The table below shows two equations:


Equation 1 |3x – 1| + 7 = 2
Equation 2 |2x + 1| + 4 = 3


Which statement is true about the solution to the two equations?
Equation 1 and equation 2 have no solutions.

Equation 1 has no solution and equation 2 has solutions x = 0, 1.

The solutions to equation 1 are x = -1.3, 2 and equation 2 has no solution.
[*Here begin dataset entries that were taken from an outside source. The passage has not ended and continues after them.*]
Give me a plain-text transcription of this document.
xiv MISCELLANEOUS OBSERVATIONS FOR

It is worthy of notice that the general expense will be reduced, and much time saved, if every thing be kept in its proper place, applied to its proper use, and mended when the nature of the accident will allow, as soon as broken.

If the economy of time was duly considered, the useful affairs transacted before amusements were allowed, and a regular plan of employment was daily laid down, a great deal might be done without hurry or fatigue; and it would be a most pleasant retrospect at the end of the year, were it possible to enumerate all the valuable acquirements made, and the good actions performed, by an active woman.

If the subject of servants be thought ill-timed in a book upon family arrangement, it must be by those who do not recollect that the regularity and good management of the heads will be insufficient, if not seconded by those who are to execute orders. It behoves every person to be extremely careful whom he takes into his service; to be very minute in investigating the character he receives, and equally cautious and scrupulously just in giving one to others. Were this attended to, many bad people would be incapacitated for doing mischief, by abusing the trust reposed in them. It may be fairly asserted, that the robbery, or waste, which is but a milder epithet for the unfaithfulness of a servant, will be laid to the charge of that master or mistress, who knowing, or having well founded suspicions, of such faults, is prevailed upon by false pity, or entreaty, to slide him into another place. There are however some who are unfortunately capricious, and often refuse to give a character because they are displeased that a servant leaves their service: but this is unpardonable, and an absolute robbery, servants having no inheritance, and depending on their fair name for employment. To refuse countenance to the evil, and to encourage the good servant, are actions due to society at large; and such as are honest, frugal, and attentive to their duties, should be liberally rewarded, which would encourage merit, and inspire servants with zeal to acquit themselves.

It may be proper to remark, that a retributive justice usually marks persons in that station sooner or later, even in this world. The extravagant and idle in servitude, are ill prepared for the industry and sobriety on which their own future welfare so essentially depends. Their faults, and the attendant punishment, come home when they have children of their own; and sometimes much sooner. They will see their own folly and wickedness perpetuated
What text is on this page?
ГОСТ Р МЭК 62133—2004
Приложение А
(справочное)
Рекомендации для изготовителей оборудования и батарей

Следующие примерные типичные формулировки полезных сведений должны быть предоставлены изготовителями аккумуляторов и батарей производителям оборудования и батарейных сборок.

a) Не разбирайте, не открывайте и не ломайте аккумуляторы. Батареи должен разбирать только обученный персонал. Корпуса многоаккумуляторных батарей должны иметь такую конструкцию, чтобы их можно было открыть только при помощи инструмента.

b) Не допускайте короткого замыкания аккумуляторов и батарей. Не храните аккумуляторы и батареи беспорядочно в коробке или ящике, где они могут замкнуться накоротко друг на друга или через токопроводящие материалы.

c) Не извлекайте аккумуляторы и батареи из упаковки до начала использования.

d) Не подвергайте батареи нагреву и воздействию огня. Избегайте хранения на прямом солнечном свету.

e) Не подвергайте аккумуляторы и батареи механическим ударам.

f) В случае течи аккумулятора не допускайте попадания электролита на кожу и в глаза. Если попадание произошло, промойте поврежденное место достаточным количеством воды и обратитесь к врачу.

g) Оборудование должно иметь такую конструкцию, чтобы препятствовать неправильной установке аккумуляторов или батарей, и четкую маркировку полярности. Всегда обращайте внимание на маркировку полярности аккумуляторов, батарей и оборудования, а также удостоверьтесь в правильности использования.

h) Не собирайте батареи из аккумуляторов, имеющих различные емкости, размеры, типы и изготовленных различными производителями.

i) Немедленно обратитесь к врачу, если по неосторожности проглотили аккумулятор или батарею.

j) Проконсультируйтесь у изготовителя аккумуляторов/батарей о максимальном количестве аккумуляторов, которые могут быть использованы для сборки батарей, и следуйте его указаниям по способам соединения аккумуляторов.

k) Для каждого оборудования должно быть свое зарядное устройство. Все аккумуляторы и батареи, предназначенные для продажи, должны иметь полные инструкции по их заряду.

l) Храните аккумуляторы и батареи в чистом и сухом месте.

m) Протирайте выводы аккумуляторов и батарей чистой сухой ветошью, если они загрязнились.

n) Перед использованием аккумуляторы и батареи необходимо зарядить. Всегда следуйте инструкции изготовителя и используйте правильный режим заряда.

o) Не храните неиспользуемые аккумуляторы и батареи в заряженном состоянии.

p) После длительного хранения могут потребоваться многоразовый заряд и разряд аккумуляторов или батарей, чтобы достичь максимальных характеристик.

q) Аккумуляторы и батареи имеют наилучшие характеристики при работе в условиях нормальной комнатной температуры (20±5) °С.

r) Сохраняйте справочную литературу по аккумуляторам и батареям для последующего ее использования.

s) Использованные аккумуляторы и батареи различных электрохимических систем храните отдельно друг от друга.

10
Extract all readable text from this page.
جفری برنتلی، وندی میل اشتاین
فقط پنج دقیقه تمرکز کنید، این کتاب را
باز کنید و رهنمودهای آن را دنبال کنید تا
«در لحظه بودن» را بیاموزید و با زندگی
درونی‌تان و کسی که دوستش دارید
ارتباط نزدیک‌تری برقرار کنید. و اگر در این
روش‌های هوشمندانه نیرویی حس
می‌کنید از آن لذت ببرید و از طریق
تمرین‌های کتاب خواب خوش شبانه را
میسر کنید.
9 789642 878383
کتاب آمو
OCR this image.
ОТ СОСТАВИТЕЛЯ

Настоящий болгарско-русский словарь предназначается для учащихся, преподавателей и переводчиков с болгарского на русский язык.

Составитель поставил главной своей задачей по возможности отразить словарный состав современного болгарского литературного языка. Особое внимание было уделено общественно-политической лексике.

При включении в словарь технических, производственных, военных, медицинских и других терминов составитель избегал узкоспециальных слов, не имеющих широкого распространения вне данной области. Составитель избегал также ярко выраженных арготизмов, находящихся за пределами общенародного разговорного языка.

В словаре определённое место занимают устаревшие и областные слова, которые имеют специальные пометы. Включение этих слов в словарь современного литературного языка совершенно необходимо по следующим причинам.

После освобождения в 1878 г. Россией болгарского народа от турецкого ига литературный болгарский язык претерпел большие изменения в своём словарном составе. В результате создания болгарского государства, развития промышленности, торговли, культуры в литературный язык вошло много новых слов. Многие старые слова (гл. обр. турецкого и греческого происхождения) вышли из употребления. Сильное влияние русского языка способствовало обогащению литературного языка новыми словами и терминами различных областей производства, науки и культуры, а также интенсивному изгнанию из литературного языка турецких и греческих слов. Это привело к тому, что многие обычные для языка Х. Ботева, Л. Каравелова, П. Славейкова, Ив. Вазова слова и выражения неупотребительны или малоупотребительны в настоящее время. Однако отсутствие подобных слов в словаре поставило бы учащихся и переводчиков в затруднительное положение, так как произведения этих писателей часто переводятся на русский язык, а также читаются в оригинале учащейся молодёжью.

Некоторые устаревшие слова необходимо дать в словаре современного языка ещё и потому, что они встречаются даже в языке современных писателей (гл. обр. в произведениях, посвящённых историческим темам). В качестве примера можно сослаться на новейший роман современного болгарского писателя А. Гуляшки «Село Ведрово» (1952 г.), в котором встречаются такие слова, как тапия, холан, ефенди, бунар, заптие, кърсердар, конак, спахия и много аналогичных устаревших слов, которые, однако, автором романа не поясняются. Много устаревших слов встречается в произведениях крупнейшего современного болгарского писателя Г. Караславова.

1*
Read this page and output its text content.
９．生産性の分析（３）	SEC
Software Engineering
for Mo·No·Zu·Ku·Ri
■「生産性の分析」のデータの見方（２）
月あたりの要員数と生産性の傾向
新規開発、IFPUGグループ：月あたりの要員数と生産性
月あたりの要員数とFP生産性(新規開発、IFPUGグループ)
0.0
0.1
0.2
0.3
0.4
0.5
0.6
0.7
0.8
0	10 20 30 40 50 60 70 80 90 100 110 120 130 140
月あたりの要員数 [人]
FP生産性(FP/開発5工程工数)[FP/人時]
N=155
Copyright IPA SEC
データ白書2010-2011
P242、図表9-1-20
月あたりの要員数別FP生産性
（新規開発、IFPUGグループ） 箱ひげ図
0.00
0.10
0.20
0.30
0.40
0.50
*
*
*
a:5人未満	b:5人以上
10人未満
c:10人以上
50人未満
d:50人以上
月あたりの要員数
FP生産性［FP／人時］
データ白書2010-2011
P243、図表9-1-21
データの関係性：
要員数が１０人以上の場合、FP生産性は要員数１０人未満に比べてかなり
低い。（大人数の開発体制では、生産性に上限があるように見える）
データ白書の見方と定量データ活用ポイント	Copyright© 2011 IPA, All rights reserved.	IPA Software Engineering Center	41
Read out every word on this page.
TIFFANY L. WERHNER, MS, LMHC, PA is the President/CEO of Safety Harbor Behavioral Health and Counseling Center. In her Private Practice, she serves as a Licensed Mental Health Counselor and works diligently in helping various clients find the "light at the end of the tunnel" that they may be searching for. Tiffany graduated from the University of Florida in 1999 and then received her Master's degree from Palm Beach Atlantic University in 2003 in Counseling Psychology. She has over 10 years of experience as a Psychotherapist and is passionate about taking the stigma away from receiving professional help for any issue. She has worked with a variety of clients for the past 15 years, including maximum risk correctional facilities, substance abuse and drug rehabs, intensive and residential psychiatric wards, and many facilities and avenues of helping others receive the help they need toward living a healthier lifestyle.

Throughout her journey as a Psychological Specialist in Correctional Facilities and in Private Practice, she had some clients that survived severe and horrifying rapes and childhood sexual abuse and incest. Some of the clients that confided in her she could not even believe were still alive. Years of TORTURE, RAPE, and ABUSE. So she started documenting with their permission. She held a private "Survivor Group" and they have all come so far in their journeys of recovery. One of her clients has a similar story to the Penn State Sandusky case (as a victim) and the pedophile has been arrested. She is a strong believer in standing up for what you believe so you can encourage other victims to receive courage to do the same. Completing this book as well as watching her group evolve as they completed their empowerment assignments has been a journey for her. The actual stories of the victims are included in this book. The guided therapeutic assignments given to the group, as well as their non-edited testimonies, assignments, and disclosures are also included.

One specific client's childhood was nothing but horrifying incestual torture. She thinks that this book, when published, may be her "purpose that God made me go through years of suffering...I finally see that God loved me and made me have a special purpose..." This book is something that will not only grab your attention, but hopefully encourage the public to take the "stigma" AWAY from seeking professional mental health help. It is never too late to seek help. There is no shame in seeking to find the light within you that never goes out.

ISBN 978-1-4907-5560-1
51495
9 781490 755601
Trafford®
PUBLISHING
The solutions to equation 1 are x = -1.3, 2 and equation 2 has solutions x = 0, 1.

Answer 1

hlep

Answer 2

Simplify them like this :
|3x - 1| = -5
|2x + 1| = -1
we know that |.| is always positive, what can you deduce ?

Answer 3

is b

Answer 4

What's the reason ?

Answer 5

dont know please help

Answer 6

|3x - 1| and |2x + 1| are both positive and -1 and -5 both negative. A positive number can not equal a negative number. Do you get what I mean ?

Answer 7

what is that anwer please
or help

Answer 8

We don't just give answers here, we guide people to the answer. You have to make an effort on your part, otherwise I can't help you.

Answer 9

| 3x - 1 | + 7 = 2 --- subtract 7 from both sides
| 3x - 1 | = 2 - 7
| 3x - 1 | = - 5

(3x - 1) = -5
3x = -5 + 1
3x = -4
x = -4/3 which equals -1.3

-(3x - 1) = -5
-3x + 1 = -5
-3x = -5 - 1
-3x = -6
x = 2

solution to 1 is : 2 and -1.3

| 2x + 1| + 4 = 3
| 2x + 1 | = 3 - 4
| 2x + 1 | = -1

(2x + 1) = -1
2x = -1-1
2x = -2
x = -1

-(2x + 1) = -1
-2x - 1 = -1
-2x = -1 + 1
-2x = 0
x = 0

solution to 2 is : -1 and 0

answer to question is D

Answer 10

@texaschic101 That's unfortunately not the correct answer. |2x + 1| and |3x - 1| are both positive. And since -5 and -1 are negative, both equations don't have a solution.